Sclavonia in modern Italian means Slavonia, a region in Crotia.
http://encyclopedia2.thefreedictionary.com/Sclavonia

"Scuola di San Giorgio degli Schiavoni" this school was founded in 1451 by the Dalmatian population in Venice.

"Schiavoni" /ski,a,vo,ni/ translated from Italian means - SLAV

http://active.italia-obnovlenie.ru/t...eing/1944.html





But also something else is interesting:

Sclavonia may refer to:

Scalovia (Prussia)

Quote:
Scalovia (German: Schalauen) was the area originally inhabited by the now extinct Baltic tribe of Skalvians or Scalovians (German: Schalauer) which according to the Chronicon terrae Prussiae of Peter of Dusburg lived to the south of the Curonians, by the lower Memel (Nemunas) river, in the times around 1240.

The centre of Scalovia was supposed to be Ragnit (Raganita).
http://www.neman-online.info/

The origin of the name according to Prussian chronicles is derived from one of the Prussian brothers name Schalauo.

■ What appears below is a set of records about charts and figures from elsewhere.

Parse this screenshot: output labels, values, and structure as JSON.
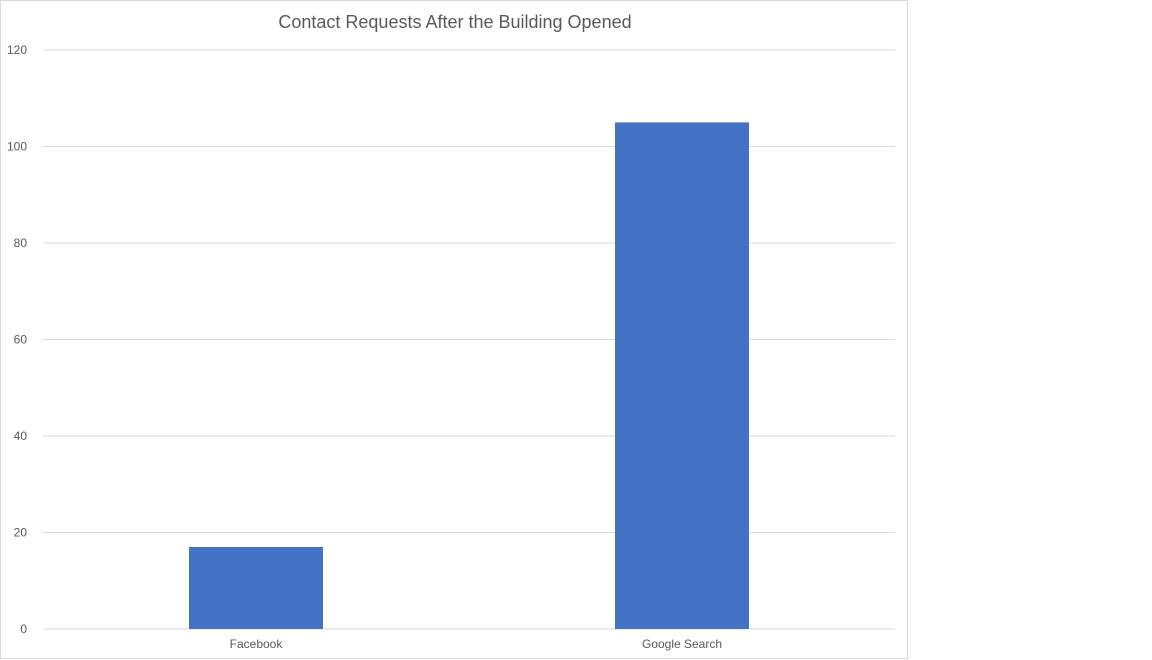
{
  "chart_data": {
    "type": "bar",
    "title": "Contact Requests After the Building Opened",
    "categories": [
      "Facebook",
      "Google Search"
    ],
    "values": [
      17,
      105
    ],
    "ylim": [
      0,
      120
    ],
    "yticks": [
      0,
      20,
      40,
      60,
      80,
      100,
      120
    ],
    "xlabel": "",
    "ylabel": "",
    "grid": true,
    "legend": "none",
    "bar_color": "#4472c4"
  }
}
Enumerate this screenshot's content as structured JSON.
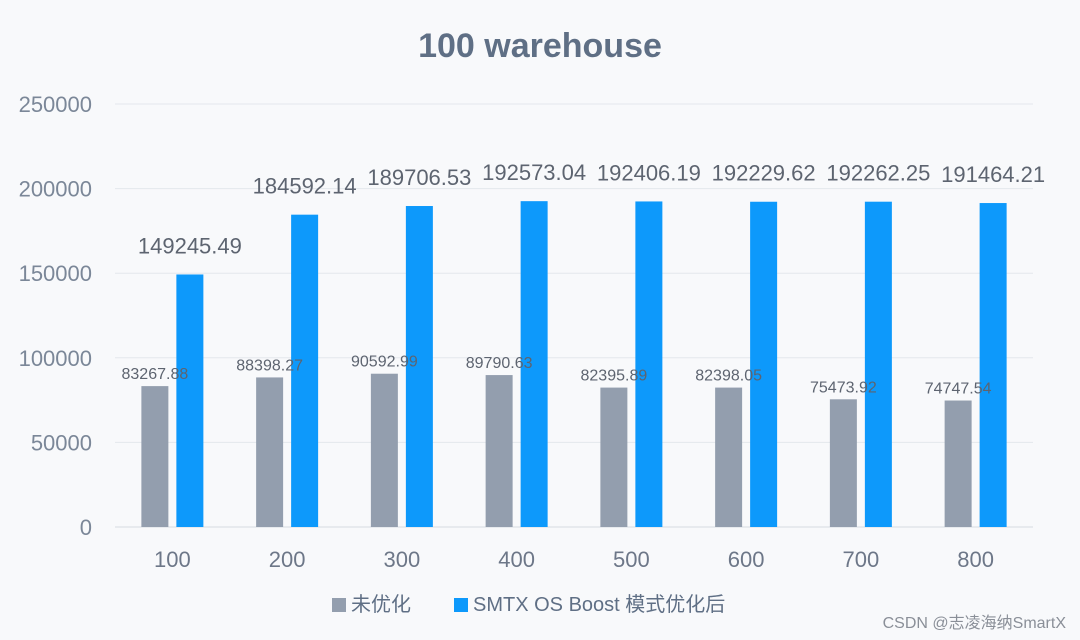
{
  "chart_data": {
    "type": "bar",
    "title": "100 warehouse",
    "categories": [
      "100",
      "200",
      "300",
      "400",
      "500",
      "600",
      "700",
      "800"
    ],
    "series": [
      {
        "name": "未优化",
        "color": "#939eae",
        "values": [
          83267.88,
          88398.27,
          90592.99,
          89790.63,
          82395.89,
          82398.05,
          75473.92,
          74747.54
        ],
        "labels": [
          "83267.88",
          "88398.27",
          "90592.99",
          "89790.63",
          "82395.89",
          "82398.05",
          "75473.92",
          "74747.54"
        ]
      },
      {
        "name": "SMTX OS Boost 模式优化后",
        "color": "#0d99fb",
        "values": [
          149245.49,
          184592.14,
          189706.53,
          192573.04,
          192406.19,
          192229.62,
          192262.25,
          191464.21
        ],
        "labels": [
          "149245.49",
          "184592.14",
          "189706.53",
          "192573.04",
          "192406.19",
          "192229.62",
          "192262.25",
          "191464.21"
        ]
      }
    ],
    "ylim": [
      0,
      250000
    ],
    "yticks": [
      "0",
      "50000",
      "100000",
      "150000",
      "200000",
      "250000"
    ],
    "xlabel": "",
    "ylabel": "",
    "grid": true,
    "legend": "bottom-center"
  },
  "watermark": "CSDN @志凌海纳SmartX"
}
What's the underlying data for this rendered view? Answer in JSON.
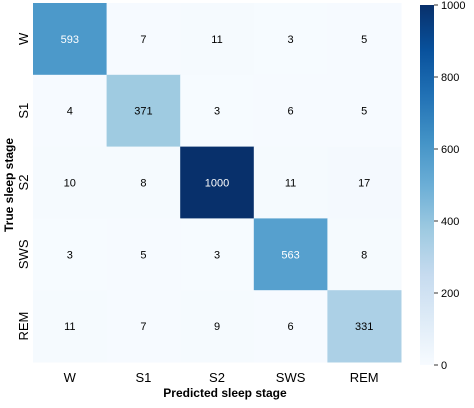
{
  "chart_data": {
    "type": "heatmap",
    "title": "",
    "xlabel": "Predicted sleep stage",
    "ylabel": "True sleep stage",
    "x_categories": [
      "W",
      "S1",
      "S2",
      "SWS",
      "REM"
    ],
    "y_categories": [
      "W",
      "S1",
      "S2",
      "SWS",
      "REM"
    ],
    "values": [
      [
        593,
        7,
        11,
        3,
        5
      ],
      [
        4,
        371,
        3,
        6,
        5
      ],
      [
        10,
        8,
        1000,
        11,
        17
      ],
      [
        3,
        5,
        3,
        563,
        8
      ],
      [
        11,
        7,
        9,
        6,
        331
      ]
    ],
    "colormap": "Blues",
    "value_range": [
      0,
      1000
    ],
    "colorbar_ticks": [
      0,
      200,
      400,
      600,
      800,
      1000
    ],
    "colorbar_tick_labels": [
      "0",
      "200",
      "400",
      "600",
      "800",
      "1000"
    ],
    "grid": false,
    "colors": {
      "low": "#f7fbff",
      "high": "#08306b",
      "text_on_light": "#000000",
      "text_on_dark": "#ffffff"
    }
  }
}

The inhabitants can be traced back to burial grounds with cremated remains and occasional graves of horses. Judging from the diggings, Scalowians are assumed to be relative to other western Balts such as Curonians and more distantly to eastern Balts such as Latvians and Lithuanians.

The territory once inhabited by Scalovian people, which had been a part of Lithuania Minor, is now divided between Lithuania and Kaliningrad Oblast.